Not the traditional kind of Chinese land scuffle, in which residents are forcibly evicted by local officials and developers. I’m referring to the $16 billion agricultural zone that Singapore currently plans to develop in northeastern China, as part of the tiny country’s plans to shore up its own food security.
At a sprawling 900 square miles, this “Modern Agricultural Food Zone” in Jilin will be fully twice the size of Singapore, the projected home of thousands of livestock and future rice, strawberry and ginseng fields. And unlike many of the land deals that have been made under cloudy circumstances in Africa, here’s why I actually think that — as Singapore officials have put it — for both countries, this deal does have the potential to be a real “win-win.”

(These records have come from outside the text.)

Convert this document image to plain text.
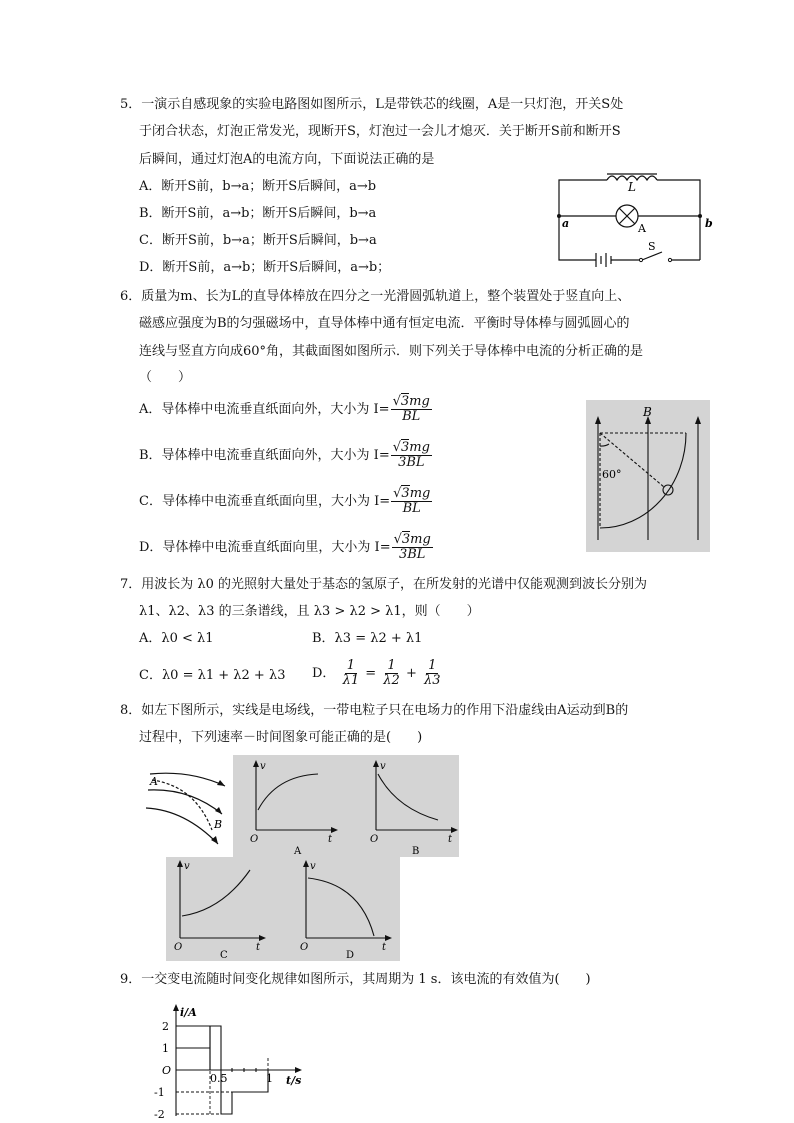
5．一演示自感现象的实验电路图如图所示，L是带铁芯的线圈，A是一只灯泡，开关S处
于闭合状态，灯泡正常发光，现断开S，灯泡过一会儿才熄灭．关于断开S前和断开S
后瞬间，通过灯泡A的电流方向，下面说法正确的是
A．断开S前，b→a；断开S后瞬间，a→b
B．断开S前，a→b；断开S后瞬间，b→a
C．断开S前，b→a；断开S后瞬间，b→a
D．断开S前，a→b；断开S后瞬间，a→b；
L
A
a	b
S
6．质量为m、长为L的直导体棒放在四分之一光滑圆弧轨道上，整个装置处于竖直向上、
磁感应强度为B的匀强磁场中，直导体棒中通有恒定电流．平衡时导体棒与圆弧圆心的
连线与竖直方向成60°角，其截面图如图所示．则下列关于导体棒中电流的分析正确的是
（　　）
A．导体棒中电流垂直纸面向外，大小为 $I= \frac{√3mg}{BL}$
B．导体棒中电流垂直纸面向外，大小为 $I= \frac{√3mg}{3BL}$
C．导体棒中电流垂直纸面向里，大小为 $I= \frac{√3mg}{BL}$
D．导体棒中电流垂直纸面向里，大小为 $I= \frac{√3mg}{3BL}$
B
60°
7．用波长为 λ0 的光照射大量处于基态的氢原子，在所发射的光谱中仅能观测到波长分别为
λ1、λ2、λ3 的三条谱线，且 λ3 > λ2 > λ1，则（　　）
A．λ0 < λ1	B．λ3 = λ2 + λ1
C．λ0 = λ1 + λ2 + λ3 D． $\frac{1}{\lambda 1} = \frac{1}{\lambda 2} + \frac{1}{\lambda 3}$
8．如左下图所示，实线是电场线，一带电粒子只在电场力的作用下沿虚线由A运动到B的
过程中，下列速率－时间图象可能正确的是(　　)
A
B
v
t
O
A
v
t
O
B
v
t
O
C
v
t
O
D
9．一交变电流随时间变化规律如图所示，其周期为 1 s．该电流的有效值为(　　)
i/A
t/s
O
2
1
-1
-2
0.5	1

First of all, based on media accounts so far, the deal really does appear to involve both Singapore’s government and Jilin municipal officials. In addition to Singapore, the Chinese also plan to make a substantial investment into the food zone, which will ultimately produce corn and soybeans for Chinese consumers, as well.

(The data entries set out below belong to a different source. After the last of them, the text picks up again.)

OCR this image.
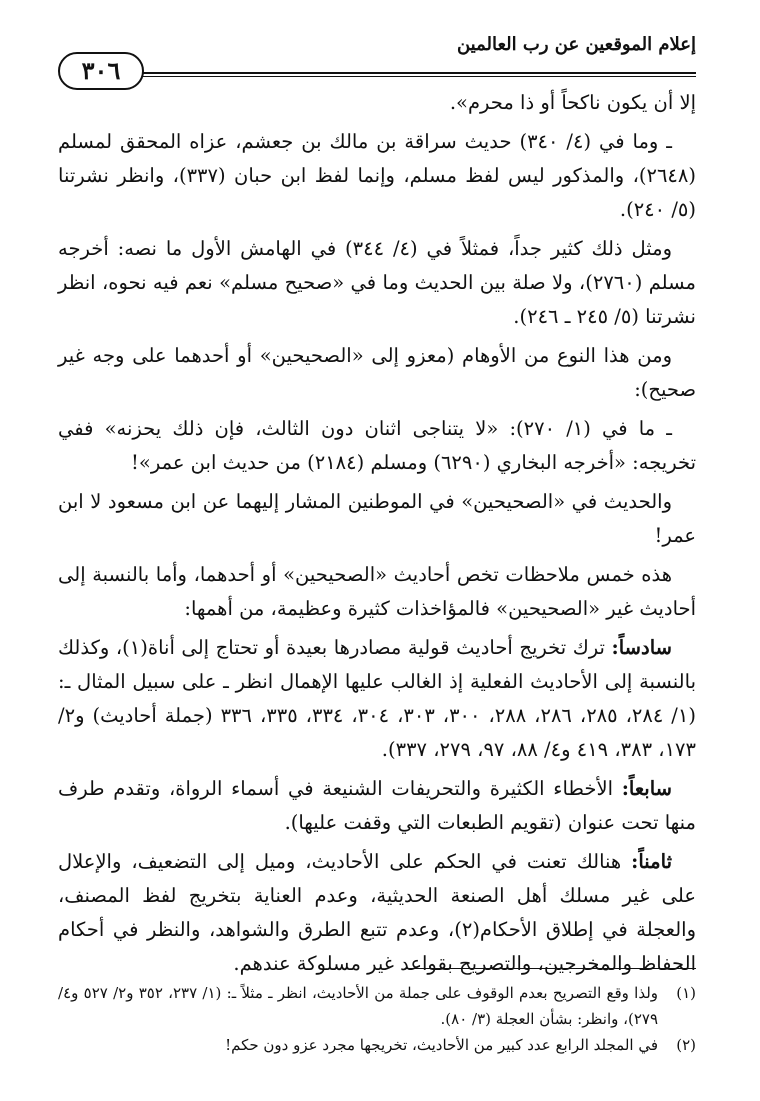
إعلام الموقعين عن رب العالمين
٣٠٦

إلا أن يكون ناكحاً أو ذا محرم».

ـ وما في (٤/ ٣٤٠) حديث سراقة بن مالك بن جعشم، عزاه المحقق لمسلم (٢٦٤٨)، والمذكور ليس لفظ مسلم، وإنما لفظ ابن حبان (٣٣٧)، وانظر نشرتنا (٥/ ٢٤٠).

ومثل ذلك كثير جداً، فمثلاً في (٤/ ٣٤٤) في الهامش الأول ما نصه: أخرجه مسلم (٢٧٦٠)، ولا صلة بين الحديث وما في «صحيح مسلم» نعم فيه نحوه، انظر نشرتنا (٥/ ٢٤٥ ـ ٢٤٦).

ومن هذا النوع من الأوهام (معزو إلى «الصحيحين» أو أحدهما على وجه غير صحيح):

ـ ما في (١/ ٢٧٠): «لا يتناجى اثنان دون الثالث، فإن ذلك يحزنه» ففي تخريجه: «أخرجه البخاري (٦٢٩٠) ومسلم (٢١٨٤) من حديث ابن عمر»!

والحديث في «الصحيحين» في الموطنين المشار إليهما عن ابن مسعود لا ابن عمر!

هذه خمس ملاحظات تخص أحاديث «الصحيحين» أو أحدهما، وأما بالنسبة إلى أحاديث غير «الصحيحين» فالمؤاخذات كثيرة وعظيمة، من أهمها:

سادساً: ترك تخريج أحاديث قولية مصادرها بعيدة أو تحتاج إلى أناة(١)، وكذلك بالنسبة إلى الأحاديث الفعلية إذ الغالب عليها الإهمال انظر ـ على سبيل المثال ـ: (١/ ٢٨٤، ٢٨٥، ٢٨٦، ٢٨٨، ٣٠٠، ٣٠٣، ٣٠٤، ٣٣٤، ٣٣٥، ٣٣٦ (جملة أحاديث) و٢/ ١٧٣، ٣٨٣، ٤١٩ و٤/ ٨٨، ٩٧، ٢٧٩، ٣٣٧).

سابعاً: الأخطاء الكثيرة والتحريفات الشنيعة في أسماء الرواة، وتقدم طرف منها تحت عنوان (تقويم الطبعات التي وقفت عليها).

ثامناً: هنالك تعنت في الحكم على الأحاديث، وميل إلى التضعيف، والإعلال على غير مسلك أهل الصنعة الحديثية، وعدم العناية بتخريج لفظ المصنف، والعجلة في إطلاق الأحكام(٢)، وعدم تتبع الطرق والشواهد، والنظر في أحكام الحفاظ والمخرجين، والتصريح بقواعد غير مسلوكة عندهم.

(١)
ولذا وقع التصريح بعدم الوقوف على جملة من الأحاديث، انظر ـ مثلاً ـ: (١/ ٢٣٧، ٣٥٢ و٢/ ٥٢٧ و٤/ ٢٧٩)، وانظر: بشأن العجلة (٣/ ٨٠).
(٢)
في المجلد الرابع عدد كبير من الأحاديث، تخريجها مجرد عزو دون حكم!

And that’s not all. There’s no hiding the fact that China’s food system is notoriously dirty and disease-ridden — from the use of “night soil” on supermarket crops to the spread of tons of powdered milk tainted with melanine. By contrast, Singapore has a long history of sourcing its food from all over the globe, and is home to a more stringent food safety regime. If all goes as planned, Singapore Food Industries will set up a pig farm in the “Modern Agricultural Food Zone,” which will partner with China’s DaChan food and Singapore’s Agri-food and Veterinary authority to help maintain a disease-free agricultural zone and promote quality food processing.
Better food and know-how for China, more food for Singapore: if the deal actually comes to pass, it strikes me as a fairly solid bargain. Now, if only other land deals proliferating around the globe, including China’s ventures in Africa, could exhibit a similar kind of partnership.”